Apa yang bisa ditingkatkan Taiwan?
Banyak hal yang perlu diperbaiki, menurut para ahli, dimulai dengan lebih banyak kontrol sipil terhadap militer dan koordinasi yang lebih baik antara kedua belah pihak.
Ketika negara-negara seperti AS memiliki menteri pertahanan yang terpisah dari kepemimpinan militer dan dapat memberikan sudut pandang alternatif serta tindak lanjut reformasi, maka Taiwan tidak ada bandingannya, kata Chan. Pemerintah sipil juga kekurangan keahlian keamanan nasional.
Hal ini sebagian besar berkaitan dengan sejarah Taiwan.
Sebelum demokratisasi pada tahun 1990an, Taiwan merupakan negara dengan satu partai yang dipimpin oleh Kuomintang dan berada di bawah darurat militer pada tahun 1949 hingga 1987. Meskipun transisi menuju demokrasi berjalan relatif lancar, terkadang terdapat “perlawanan” terhadap perubahan dari tingkat atas. kepemimpinan militer dan terputusnya reformasi, menurut orang-orang yang mengetahui situasi tersebut.

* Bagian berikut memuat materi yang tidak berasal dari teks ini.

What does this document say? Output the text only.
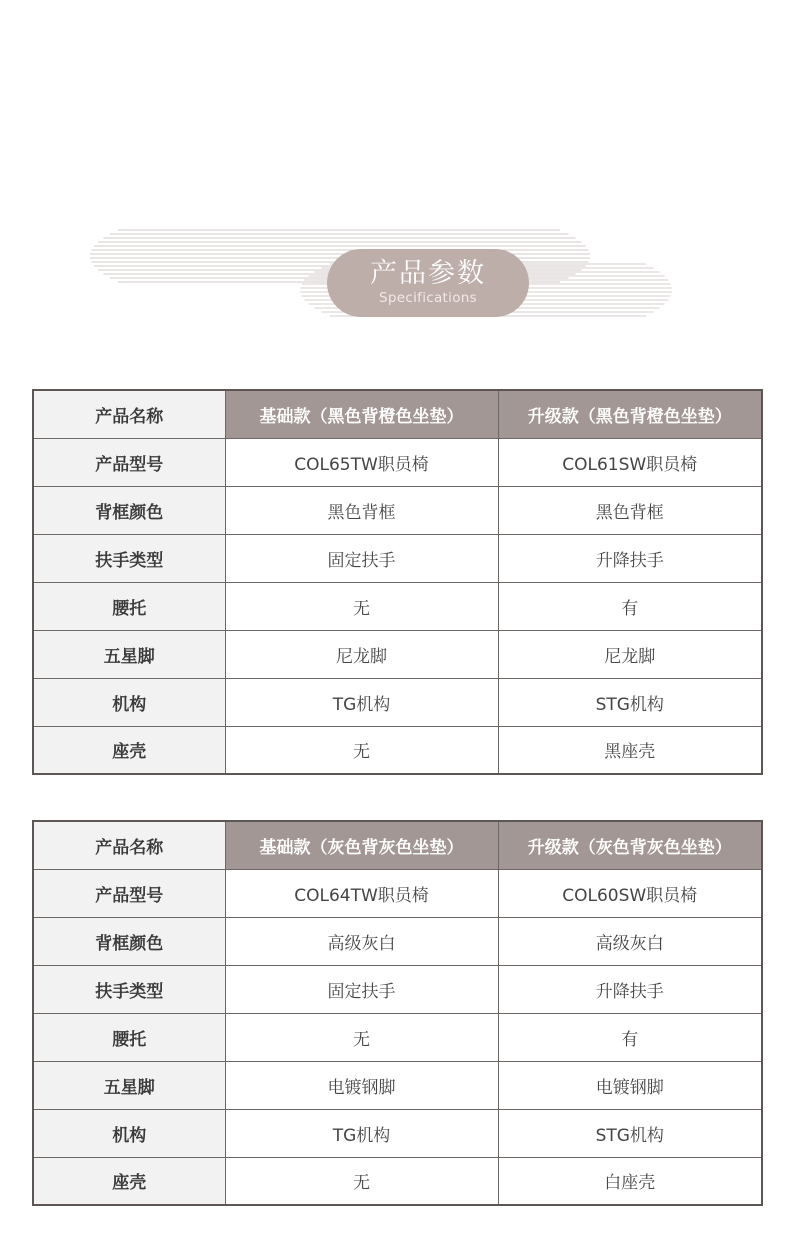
产品参数
Specifications
产品名称	基础款（黑色背橙色坐垫）	升级款（黑色背橙色坐垫）
产品型号	COL65TW职员椅	COL61SW职员椅
背框颜色	黑色背框	黑色背框
扶手类型	固定扶手	升降扶手
腰托	无	有
五星脚	尼龙脚	尼龙脚
机构	TG机构	STG机构
座壳	无	黑座壳
产品名称	基础款（灰色背灰色坐垫）	升级款（灰色背灰色坐垫）
产品型号	COL64TW职员椅	COL60SW职员椅
背框颜色	高级灰白	高级灰白
扶手类型	固定扶手	升降扶手
腰托	无	有
五星脚	电镀钢脚	电镀钢脚
机构	TG机构	STG机构
座壳	无	白座壳
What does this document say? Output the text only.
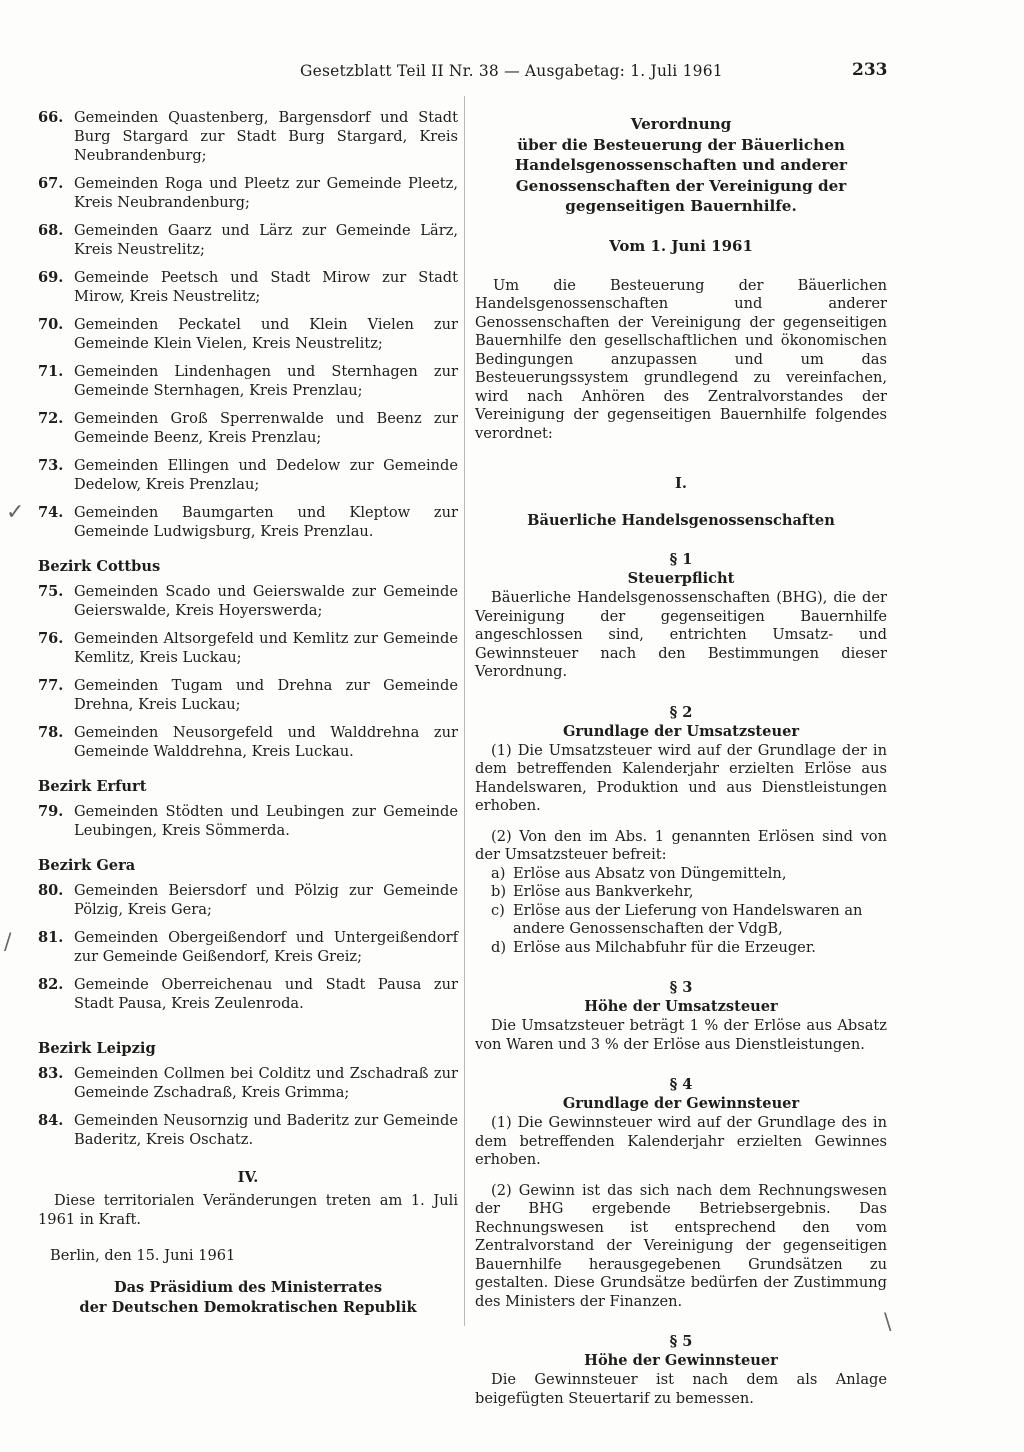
Gesetzblatt Teil II Nr. 38 — Ausgabetag: 1. Juli 1961	233
66. Gemeinden Quastenberg, Bargensdorf und Stadt Burg Stargard zur Stadt Burg Stargard, Kreis Neubrandenburg;
67. Gemeinden Roga und Pleetz zur Gemeinde Pleetz, Kreis Neubrandenburg;
68. Gemeinden Gaarz und Lärz zur Gemeinde Lärz, Kreis Neustrelitz;
69. Gemeinde Peetsch und Stadt Mirow zur Stadt Mirow, Kreis Neustrelitz;
70. Gemeinden Peckatel und Klein Vielen zur Gemeinde Klein Vielen, Kreis Neustrelitz;
71. Gemeinden Lindenhagen und Sternhagen zur Gemeinde Sternhagen, Kreis Prenzlau;
72. Gemeinden Groß Sperrenwalde und Beenz zur Gemeinde Beenz, Kreis Prenzlau;
73. Gemeinden Ellingen und Dedelow zur Gemeinde Dedelow, Kreis Prenzlau;
74. Gemeinden Baumgarten und Kleptow zur Gemeinde Ludwigsburg, Kreis Prenzlau.
Bezirk Cottbus
75. Gemeinden Scado und Geierswalde zur Gemeinde Geierswalde, Kreis Hoyerswerda;
76. Gemeinden Altsorgefeld und Kemlitz zur Gemeinde Kemlitz, Kreis Luckau;
77. Gemeinden Tugam und Drehna zur Gemeinde Drehna, Kreis Luckau;
78. Gemeinden Neusorgefeld und Walddrehna zur Gemeinde Walddrehna, Kreis Luckau.
Bezirk Erfurt
79. Gemeinden Stödten und Leubingen zur Gemeinde Leubingen, Kreis Sömmerda.
Bezirk Gera
80. Gemeinden Beiersdorf und Pölzig zur Gemeinde Pölzig, Kreis Gera;
81. Gemeinden Obergeißendorf und Untergeißendorf zur Gemeinde Geißendorf, Kreis Greiz;
82. Gemeinde Oberreichenau und Stadt Pausa zur Stadt Pausa, Kreis Zeulenroda.
Bezirk Leipzig
83. Gemeinden Collmen bei Colditz und Zschadraß zur Gemeinde Zschadraß, Kreis Grimma;
84. Gemeinden Neusornzig und Baderitz zur Gemeinde Baderitz, Kreis Oschatz.
IV.
Diese territorialen Veränderungen treten am 1. Juli 1961 in Kraft.
Berlin, den 15. Juni 1961
Das Präsidium des Ministerrates
der Deutschen Demokratischen Republik
Verordnung
über die Besteuerung der Bäuerlichen Handelsgenossenschaften und anderer Genossenschaften der Vereinigung der gegenseitigen Bauernhilfe.
Vom 1. Juni 1961
Um die Besteuerung der Bäuerlichen Handelsgenossenschaften und anderer Genossenschaften der Vereinigung der gegenseitigen Bauernhilfe den gesellschaftlichen und ökonomischen Bedingungen anzupassen und um das Besteuerungssystem grundlegend zu vereinfachen, wird nach Anhören des Zentralvorstandes der Vereinigung der gegenseitigen Bauernhilfe folgendes verordnet:
I.
Bäuerliche Handelsgenossenschaften
§ 1
Steuerpflicht
Bäuerliche Handelsgenossenschaften (BHG), die der Vereinigung der gegenseitigen Bauernhilfe angeschlossen sind, entrichten Umsatz- und Gewinnsteuer nach den Bestimmungen dieser Verordnung.
§ 2
Grundlage der Umsatzsteuer
(1) Die Umsatzsteuer wird auf der Grundlage der in dem betreffenden Kalenderjahr erzielten Erlöse aus Handelswaren, Produktion und aus Dienstleistungen erhoben.
(2) Von den im Abs. 1 genannten Erlösen sind von der Umsatzsteuer befreit:
a) Erlöse aus Absatz von Düngemitteln,
b) Erlöse aus Bankverkehr,
c) Erlöse aus der Lieferung von Handelswaren an andere Genossenschaften der VdgB,
d) Erlöse aus Milchabfuhr für die Erzeuger.
§ 3
Höhe der Umsatzsteuer
Die Umsatzsteuer beträgt 1 % der Erlöse aus Absatz von Waren und 3 % der Erlöse aus Dienstleistungen.
§ 4
Grundlage der Gewinnsteuer
(1) Die Gewinnsteuer wird auf der Grundlage des in dem betreffenden Kalenderjahr erzielten Gewinnes erhoben.
(2) Gewinn ist das sich nach dem Rechnungswesen der BHG ergebende Betriebsergebnis. Das Rechnungswesen ist entsprechend den vom Zentralvorstand der Vereinigung der gegenseitigen Bauernhilfe herausgegebenen Grundsätzen zu gestalten. Diese Grundsätze bedürfen der Zustimmung des Ministers der Finanzen.
§ 5
Höhe der Gewinnsteuer
Die Gewinnsteuer ist nach dem als Anlage beigefügten Steuertarif zu bemessen.
✓
/
\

Militer juga mempunyai masalah reputasi di kalangan sebagian warga Taiwan karena hubungannya dengan rezim lama.

Para ahli militer secara universal sepakat bahwa lebih banyak pekerjaan yang perlu dilakukan pada program cadangan dan pelatihan wajib militer Taiwan. Kepemimpinan Taiwan juga harus mempertimbangkan isu-isu realistis seperti bagaimana mengintegrasikan warga sipil ke dalam aparat pertahanan seperti Angkatan Pertahanan Teritorial Ukraina dan menangani pertempuran kompleks seperti perang kota dan perang di mana kemungkinan hanya terdapat sedikit “garis depan yang jelas”, kata Chan.